From the pages of
The Sublette County Journal
Volume 4, Number 9 - 10/28/99
brought to you online by Pinedale Online


Beau Faler and her trophy.
Beau Faler's Bighorn Ram Continues Family Tradition

by Jennifer Binning

The last weekend in September of this year is one that Beau Faler will tell her grandchildren about. This is the year Beau made her addition to a long line of enormous Faler bighorn rams.

Accompanied by her parents and some long-time family friends, Beau was guided by Terry Reach on the week-long bighorn hunt, high in the Wind River Mountains.

This was the first time Beau had drawn a bighorn permit, and she was ready for the hunt. "I have wanted to shoot a bighorn ever since I saw my dad's," she says with a grin. Beau grew up in a household listening to her older brother and sisters rave about the high country and the thrill and challenge of the hunt.
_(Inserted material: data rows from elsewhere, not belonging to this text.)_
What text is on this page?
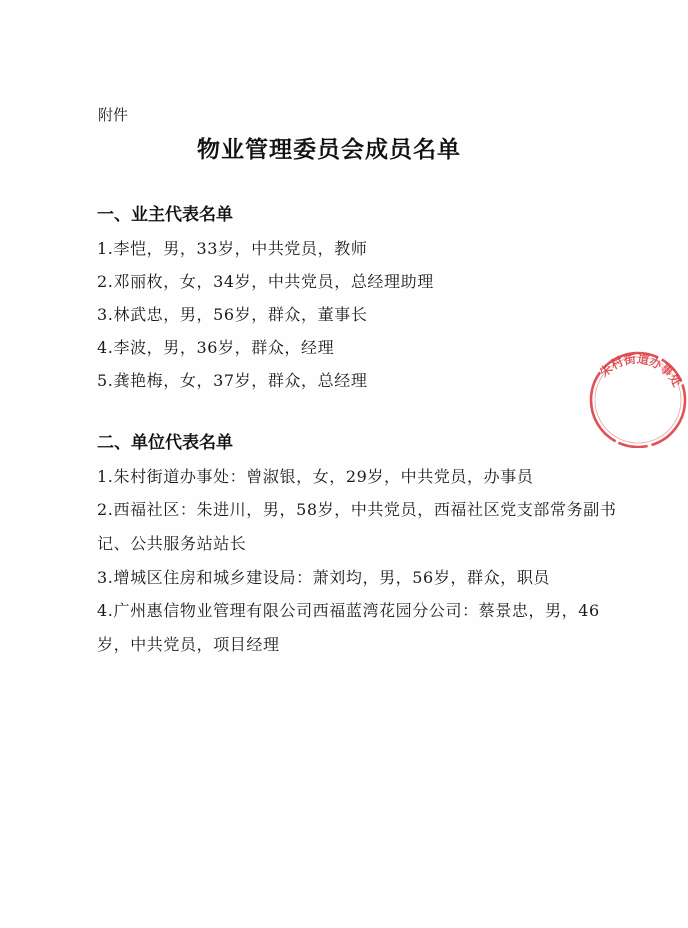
附件
物业管理委员会成员名单
一、业主代表名单
1.李恺，男，33岁，中共党员，教师
2.邓丽枚，女，34岁，中共党员，总经理助理
3.林武忠，男，56岁，群众，董事长
4.李波，男，36岁，群众，经理
5.龚艳梅，女，37岁，群众，总经理
二、单位代表名单
1.朱村街道办事处：曾淑银，女，29岁，中共党员，办事员
2.西福社区：朱进川，男，58岁，中共党员，西福社区党支部常务副书记、公共服务站站长
3.增城区住房和城乡建设局：萧刘均，男，56岁，群众，职员
4.广州惠信物业管理有限公司西福蓝湾花园分公司：蔡景忠，男，46岁，中共党员，项目经理
朱村街道办事处
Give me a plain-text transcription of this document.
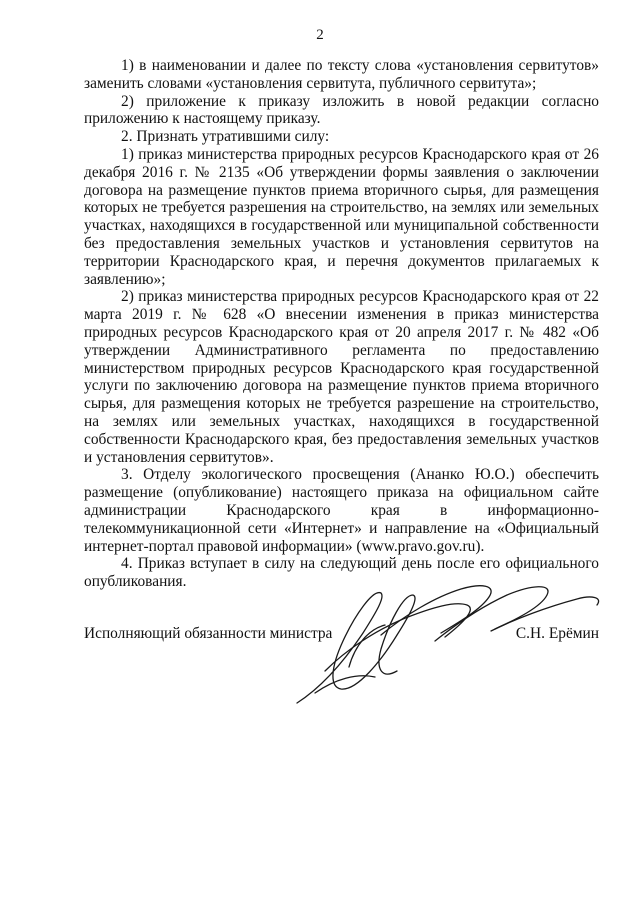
2

1) в наименовании и далее по тексту слова «установления сервитутов» заменить словами «установления сервитута, публичного сервитута»;

2) приложение к приказу изложить в новой редакции согласно приложению к настоящему приказу.

2. Признать утратившими силу:

1) приказ министерства природных ресурсов Краснодарского края от 26 декабря 2016 г. № 2135 «Об утверждении формы заявления о заключении договора на размещение пунктов приема вторичного сырья, для размещения которых не требуется разрешения на строительство, на землях или земельных участках, находящихся в государственной или муниципальной собственности без предоставления земельных участков и установления сервитутов на территории Краснодарского края, и перечня документов прилагаемых к заявлению»;

2) приказ министерства природных ресурсов Краснодарского края от 22 марта 2019 г. № 628 «О внесении изменения в приказ министерства природных ресурсов Краснодарского края от 20 апреля 2017 г. № 482 «Об утверждении Административного регламента по предоставлению министерством природных ресурсов Краснодарского края государственной услуги по заключению договора на размещение пунктов приема вторичного сырья, для размещения которых не требуется разрешение на строительство, на землях или земельных участках, находящихся в государственной собственности Краснодарского края, без предоставления земельных участков и установления сервитутов».

3. Отделу экологического просвещения (Ананко Ю.О.) обеспечить размещение (опубликование) настоящего приказа на официальном сайте администрации Краснодарского края в информационно-телекоммуникационной сети «Интернет» и направление на «Официальный интернет-портал правовой информации» (www.pravo.gov.ru).

4. Приказ вступает в силу на следующий день после его официального опубликования.

Исполняющий обязанности министра	С.Н. Ерёмин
She knew it was only a matter of time before she got to go as well.

After a few days establishing a base camp, Beau, her father Jud, Terry, and two others climbed up into the rocks well above tree line and scouted the area for three days. They had seen several rams during this time, but they were too far away to even consider trying to track. The group then returned to basecamp and made day trips into the rocks from then on.
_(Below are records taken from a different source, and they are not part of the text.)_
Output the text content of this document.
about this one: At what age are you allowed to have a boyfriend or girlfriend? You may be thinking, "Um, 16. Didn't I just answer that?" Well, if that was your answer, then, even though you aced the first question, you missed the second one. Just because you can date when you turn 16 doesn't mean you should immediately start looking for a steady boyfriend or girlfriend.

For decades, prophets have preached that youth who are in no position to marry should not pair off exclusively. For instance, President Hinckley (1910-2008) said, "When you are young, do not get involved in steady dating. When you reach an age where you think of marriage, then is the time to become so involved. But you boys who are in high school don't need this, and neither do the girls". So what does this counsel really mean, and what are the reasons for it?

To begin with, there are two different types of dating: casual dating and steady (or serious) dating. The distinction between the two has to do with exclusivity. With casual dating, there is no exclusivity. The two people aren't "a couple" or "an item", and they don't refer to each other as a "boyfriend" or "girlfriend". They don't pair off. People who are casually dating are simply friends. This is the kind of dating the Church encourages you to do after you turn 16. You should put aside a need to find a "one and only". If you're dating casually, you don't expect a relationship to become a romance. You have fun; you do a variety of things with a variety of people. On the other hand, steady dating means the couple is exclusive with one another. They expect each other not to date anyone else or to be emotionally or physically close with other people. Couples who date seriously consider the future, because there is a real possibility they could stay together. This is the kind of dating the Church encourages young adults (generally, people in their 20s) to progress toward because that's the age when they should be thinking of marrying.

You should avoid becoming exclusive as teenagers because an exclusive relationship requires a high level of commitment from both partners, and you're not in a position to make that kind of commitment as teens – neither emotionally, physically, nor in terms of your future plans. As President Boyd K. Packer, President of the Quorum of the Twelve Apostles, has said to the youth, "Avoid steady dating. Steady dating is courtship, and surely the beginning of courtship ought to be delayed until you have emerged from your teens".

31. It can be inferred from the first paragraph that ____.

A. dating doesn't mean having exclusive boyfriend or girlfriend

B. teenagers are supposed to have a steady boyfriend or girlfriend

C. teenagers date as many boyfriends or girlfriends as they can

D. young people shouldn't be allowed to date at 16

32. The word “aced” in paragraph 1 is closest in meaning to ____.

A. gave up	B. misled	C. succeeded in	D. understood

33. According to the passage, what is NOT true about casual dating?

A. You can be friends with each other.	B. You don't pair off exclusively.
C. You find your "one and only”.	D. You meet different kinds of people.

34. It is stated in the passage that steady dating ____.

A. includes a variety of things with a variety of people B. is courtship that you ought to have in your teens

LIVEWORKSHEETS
On the seventh day of the trip, Terry finally saw a group of rams on the back side of Square Top Mountain, and he loped back two miles to find Beau and bring her to a spot above the sheep for a good shot. "My heart was going a million miles an hour, but Terry really did a great job building up my confidence," she said.
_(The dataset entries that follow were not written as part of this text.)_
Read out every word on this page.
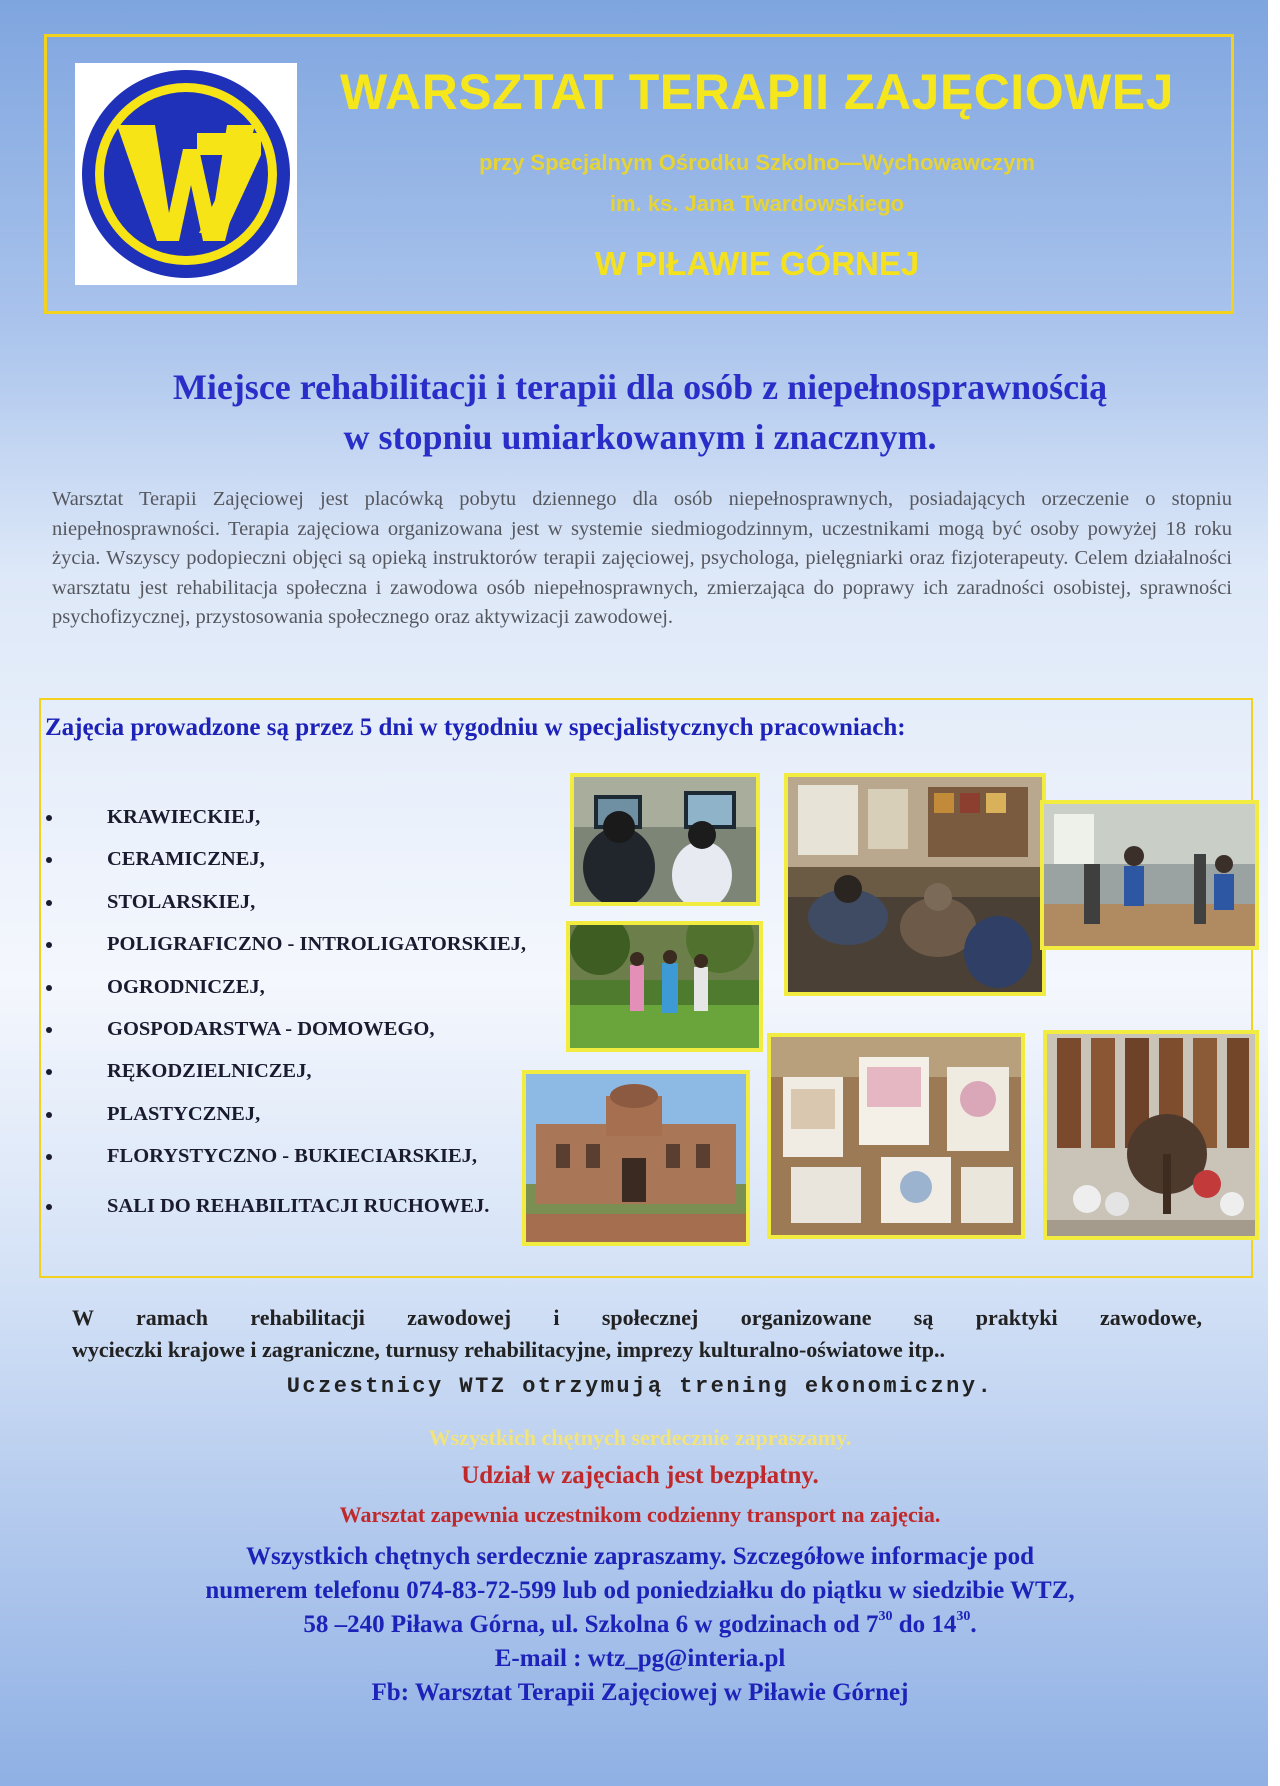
WARSZTAT TERAPII ZAJĘCIOWEJ
przy Specjalnym Ośrodku Szkolno—Wychowawczym
im. ks. Jana Twardowskiego
W PIŁAWIE GÓRNEJ
Miejsce rehabilitacji i terapii dla osób z niepełnosprawnością
w stopniu umiarkowanym i znacznym.
Warsztat Terapii Zajęciowej jest placówką pobytu dziennego dla osób niepełnosprawnych, posiadających orzeczenie o stopniu niepełnosprawności. Terapia zajęciowa organizowana jest w systemie siedmiogodzinnym, uczestnikami mogą być osoby powyżej 18 roku życia. Wszyscy podopieczni objęci są opieką instruktorów terapii zajęciowej, psychologa, pielęgniarki oraz fizjoterapeuty. Celem działalności warsztatu jest rehabilitacja społeczna i zawodowa osób niepełnosprawnych, zmierzająca do poprawy ich zaradności osobistej, sprawności psychofizycznej, przystosowania społecznego oraz aktywizacji zawodowej.
Zajęcia prowadzone są przez 5 dni w tygodniu w specjalistycznych pracowniach:
KRAWIECKIEJ,
CERAMICZNEJ,
STOLARSKIEJ,
POLIGRAFICZNO - INTROLIGATORSKIEJ,
OGRODNICZEJ,
GOSPODARSTWA - DOMOWEGO,
RĘKODZIELNICZEJ,
PLASTYCZNEJ,
FLORYSTYCZNO - BUKIECIARSKIEJ,
SALI DO REHABILITACJI RUCHOWEJ.
W ramach rehabilitacji zawodowej i społecznej organizowane są praktyki zawodowe,
wycieczki krajowe i zagraniczne, turnusy rehabilitacyjne, imprezy kulturalno-oświatowe itp..
Uczestnicy WTZ otrzymują trening ekonomiczny.
Wszystkich chętnych serdecznie zapraszamy.
Udział w zajęciach jest bezpłatny.
Warsztat zapewnia uczestnikom codzienny transport na zajęcia.
Wszystkich chętnych serdecznie zapraszamy. Szczegółowe informacje pod
numerem telefonu 074-83-72-599 lub od poniedziałku do piątku w siedzibie WTZ,
58 –240 Piława Górna, ul. Szkolna 6 w godzinach od $7^{30}$ do $14^{30}$.
E-mail : wtz_pg@interia.pl
Fb: Warsztat Terapii Zajęciowej w Piławie Górnej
Positioned at about a 40-degree angle above the ram, Beau positioned her father's .270 Weatherby and squeezed off a shot. The ram collapsed in a heap, shot through the lungs at well over 300 yards.

According to local taxidermist Ralph Faler, the ram scored a respectable 160 points, which would not quite place it in the record books, but comes mighty close. Beau's father, Jud, the holder of a Grand Slam of mountain sheep himself, estimated the ram's age at around 12 years old. Beau noted he only had about four teeth left in his head. Beau wondered whether the old man would have made it through another winter, even though he had lots of good quality meat on him, which the Falers boned out and packed out of the mountains on their backs.

Beau said she felt like she was carrying on a family tradition when she returned from her successful hunt. Her father has many ram mounts that are displayed in Faler's General Store, but not even Jud can hold a candle to Beau's great-great uncle Ernie Faler.

Ernie was a 75-year old Wyoming native when he was featured in Wyoming Wildlife in 1969. According to the article, Mr. Faler was a hunter well before there were established and enforced hunting laws. Over the course of 56 years of hunting the elusive bighorn, Mr. Faler shot 62 rams, taking the last one in 1962. When asked to recall his best year hunting sheep, Mr. Faler replied, "Do you mean my best year, or my best day?" Apparently, Mr. Faler had killed six rams with as many shots in one day. These were people who lived off of the meat they could kill, and not a single animal went to waste. "We hunted for meat and we hunted for recreation. We hunted to live and we lived to hunt. These are the facts of life," he said in 1969.

For Beau, bringing home a beautiful trophy ram was a treat, but the best part of the entire trip was getting to know her parents better. "Spending eight days on a mountain with someone, you learn a lot about them," she said. The weather was less than ideal, with the base camp party spending several cold, wet days in a snowstorm, but "mom was a real trooper."

When Beau's sheep was finally brought down to the base camp, Judd looked down at his youngest daughter and said, " I am damn proud of you." Beau smiles at the memory, and says, "Words just can't explain how that makes you feel ... We had a lot of fun."